As people grow old, they tend to concentrate more on the positive. As a result, they may be more likely to get ripped off.
The quest to understand why the elderly fall for scams has long focused on their cognitive decline, particularly with diseases such as Alzheimer’s or dementia. But now scientists are looking for that answer elsewhere: In the so-called “socioemotional” shifts in the brain that unfold as we age.
“We’re less likely to pay attention to the negative,” said Nathan Spreng, director of the Laboratory of Brain and Cognition at Cornell University’s Department of Human Development. “We’re not as vigilant against threat.”
When Spreng read a Journal of General Internal Medicine study on elder abuse in New York that found more than half of financial exploitation is carried out by a person the victim knew, he wondered: Just how well are older adults navigating the complexities of their social environment?
“It wasn’t necessarily the spammer from Nigeria,” he said. “It’s far more prevalent that it’s your grandson or daughter-in-law.”

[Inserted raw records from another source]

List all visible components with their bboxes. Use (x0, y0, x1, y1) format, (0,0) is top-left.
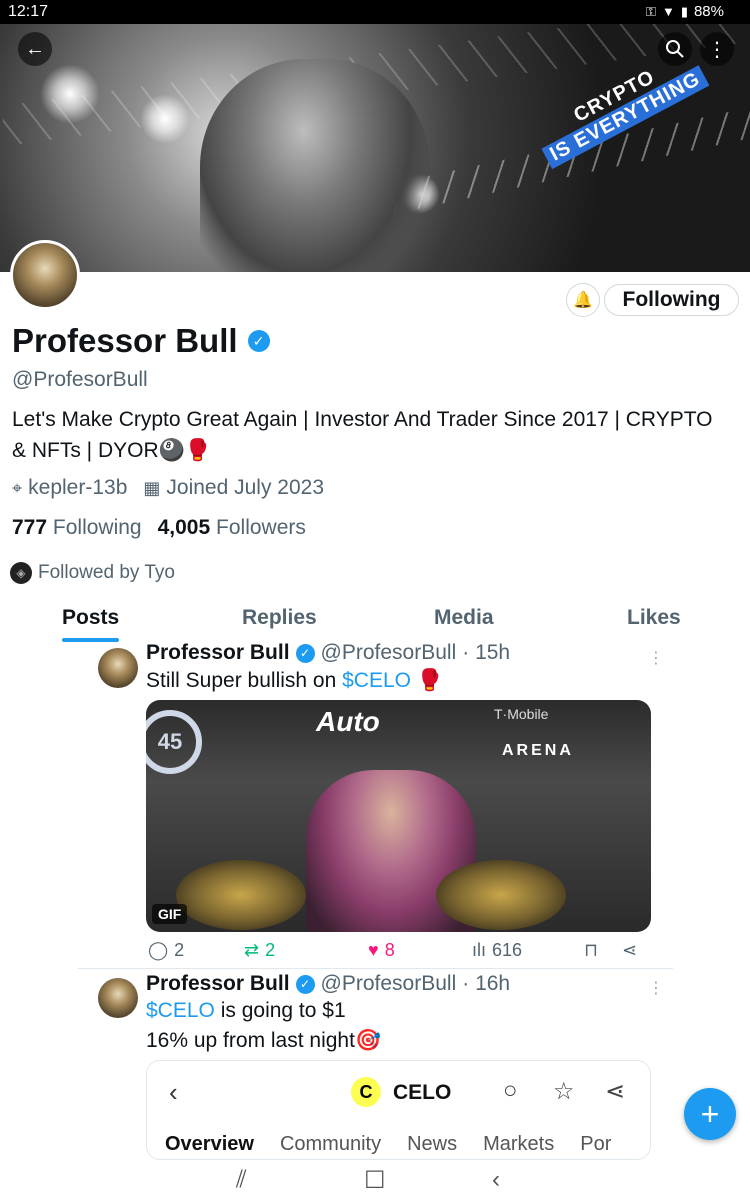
follower-avatar: ◈ (10, 562, 32, 584)
notifications-button[interactable]: 🔔 (566, 283, 600, 317)
views-button[interactable]: ılı 616 (472, 940, 522, 961)
media-sign: Auto (316, 706, 380, 737)
post-text: Still Super bullish on $CELO 🥊 (146, 669, 443, 692)
wifi-icon: ▼ (661, 4, 675, 19)
media-belt (436, 860, 566, 930)
repost-button[interactable]: ⇄ 2 (244, 940, 275, 961)
reply-icon: ◯ (148, 940, 169, 960)
media-badge: 45 (146, 710, 202, 774)
followed-by-text: Followed by Tyo (38, 562, 175, 583)
celo-logo: C (351, 1077, 381, 1107)
media-belt (176, 860, 306, 930)
profile-joined: Joined July 2023 (166, 476, 325, 499)
post-author-name[interactable]: Professor Bull (146, 972, 290, 996)
tab-media[interactable]: Media (434, 606, 494, 630)
system-nav-bar: ⫽ ☐ ‹ (0, 1160, 750, 1200)
location-pin-icon: ⌖ (12, 478, 23, 498)
search-button[interactable] (658, 32, 692, 66)
calendar-icon: ▦ (143, 478, 161, 498)
card-tab-row: Overview Community News Markets Por (165, 1133, 612, 1155)
profile-bio: Let's Make Crypto Great Again | Investor… (12, 408, 713, 462)
compose-button[interactable]: + (684, 1088, 736, 1140)
post-actions: ◯ 2 ⇄ 2 ♥ 8 ılı 616 ⊓ ⋖ (146, 940, 646, 964)
more-vertical-icon: ⋮ (707, 38, 727, 61)
verified-badge-icon: ✓ (295, 643, 315, 663)
bookmark-button[interactable]: ⊓ (584, 940, 598, 961)
more-options-button[interactable]: ⋮ (700, 32, 734, 66)
profile-location: kepler-13b (28, 476, 128, 499)
recent-apps-icon[interactable]: ⫽ (236, 1166, 247, 1194)
chevron-left-icon: ‹ (169, 1077, 178, 1107)
profile-tabs: Posts Replies Media Likes (0, 600, 750, 642)
tab-posts[interactable]: Posts (62, 606, 120, 642)
views-icon: ılı (472, 940, 487, 960)
share-icon: ⋖ (622, 940, 638, 960)
stage-light (40, 64, 100, 124)
bell-plus-icon: 🔔 (573, 292, 593, 309)
plus-icon: + (700, 1095, 720, 1132)
post-time: · 16h (462, 972, 511, 995)
post-more-icon[interactable]: ⋮ (648, 978, 664, 998)
battery-level: 88% (693, 3, 724, 20)
media-sign-arena: ARENA (502, 742, 574, 759)
post-author-name[interactable]: Professor Bull (146, 641, 290, 665)
following-stat[interactable]: 777 Following (12, 516, 142, 540)
battery-icon: ▮ (680, 3, 688, 19)
post-author-handle: @ProfesorBull (320, 641, 457, 664)
post-header: Professor Bull ✓ @ProfesorBull · 15h (146, 641, 510, 665)
post-media-screenshot[interactable]: ‹ C CELO ○ ☆ ⋖ Overview Community News M… (146, 1060, 651, 1160)
gif-label: GIF (152, 904, 188, 924)
share-icon: ⋖ (605, 1078, 626, 1105)
heart-icon: ♥ (368, 940, 379, 960)
post-divider (78, 968, 673, 969)
reply-button[interactable]: ◯ 2 (148, 940, 184, 961)
profile-stats: 777 Following 4,005 Followers (12, 516, 306, 540)
following-button[interactable]: Following (604, 284, 739, 316)
profile-avatar[interactable] (10, 240, 80, 310)
search-icon (666, 40, 684, 58)
post-time: · 15h (462, 641, 511, 664)
share-button[interactable]: ⋖ (622, 940, 637, 961)
status-time: 12:17 (8, 3, 49, 20)
post-more-icon[interactable]: ⋮ (648, 648, 664, 668)
tab-replies[interactable]: Replies (242, 606, 317, 630)
profile-meta: ⌖ kepler-13b ▦ Joined July 2023 (12, 476, 324, 500)
home-icon[interactable]: ☐ (364, 1166, 386, 1195)
stage-light (140, 94, 190, 144)
status-bar: 12:17 ⚿ ▼ ▮ 88% (0, 0, 750, 24)
post-media-gif[interactable]: 45 Auto T·Mobile ARENA GIF (146, 700, 651, 932)
profile-handle: @ProfesorBull (12, 368, 148, 391)
star-icon: ☆ (553, 1078, 575, 1105)
followers-stat[interactable]: 4,005 Followers (158, 516, 306, 540)
cashtag-link[interactable]: $CELO (146, 999, 215, 1022)
post-text: $CELO is going to $1 16% up from last ni… (146, 999, 382, 1052)
media-sign-sponsor: T·Mobile (494, 706, 549, 722)
followed-by[interactable]: ◈ Followed by Tyo (10, 562, 175, 584)
bookmark-icon: ⊓ (584, 940, 599, 960)
post-author-handle: @ProfesorBull (320, 972, 457, 995)
cashtag-link[interactable]: $CELO (342, 669, 411, 692)
back-nav-icon[interactable]: ‹ (492, 1166, 500, 1194)
profile-name-row: Professor Bull ✓ (12, 322, 270, 360)
verified-badge-icon[interactable]: ✓ (247, 330, 270, 352)
post-avatar[interactable] (98, 648, 138, 688)
vpn-key-icon: ⚿ (646, 3, 656, 19)
post-header: Professor Bull ✓ @ProfesorBull · 16h (146, 972, 510, 996)
profile-banner: CRYPTO IS EVERYTHING (0, 24, 750, 272)
card-title: CELO (393, 1081, 452, 1104)
verified-badge-icon: ✓ (295, 974, 315, 994)
banner-fighter-image (200, 59, 430, 272)
post-avatar[interactable] (98, 978, 138, 1018)
search-icon: ○ (503, 1077, 518, 1104)
repost-icon: ⇄ (244, 940, 260, 960)
back-button[interactable]: ← (18, 32, 52, 66)
like-button[interactable]: ♥ 8 (368, 940, 395, 961)
tab-likes[interactable]: Likes (627, 606, 681, 630)
arrow-left-icon: ← (25, 37, 45, 60)
profile-name: Professor Bull (12, 322, 238, 359)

The results of his inquiry appeared in the Journals of Gerontology: Medical Sciences last year. Spreng and his co-authors found that as we get older, changes to the brain occur in regions that help us decide whether or not to trust someone, leaving us less likely to notice deceit.
That’s because as we age, our brain shrinks, he said. Less brain means less of that signalling people describe as a “gut feeling” that something may be amiss.
In addition, connectivity of the brain — how, say, the insula talks to the temporal lobe — also fades as we travel through the decades, Spreng said. This, too, can make it harder for older people to pick up on and avoid potentially sinister intentions.
Socioemotional changes with age can also make us more vulnerable to online phishing attacks, according to a forthcoming study in the Journals of Gerontology: Psychological Sciences.
(A phishing attack is when a hacker tricks a person into handing over their personal information or downloading malicious software. In 2016, 1 in 131 emails contained malware, the highest rate in five years, according to digital security company Symantec.)
“If something seems to be a nice invitation to join a group, I might ignore warning cues,” said Natalie Ebner, one of the forthcoming phishing study’s lead researchers, and a psychology professor at the University of Florida.
Indeed, during the experiment, study subjects between the ages of 75 and 89 who also exhibited some signs of memory impairment were more likely than younger people to click on a suspicious email that would leave their personal data vulnerable to criminals.
Ebner suspects that the socioemotional changes we experience with age haven’t been studied much until now because it goes against our understanding of getting older as a “decline model.” In other words, we can’t easily believe that some things actually get better with age.
But she hopes the area gains more attention, so that older people can understand and then implement protections against their “positivity bias.”
“It’s great to only be attending to positive, compared to negative, things in life. But if it’s your son trying to lie to you and you don’t pick up on it, then that’s a problem,” Ebner said.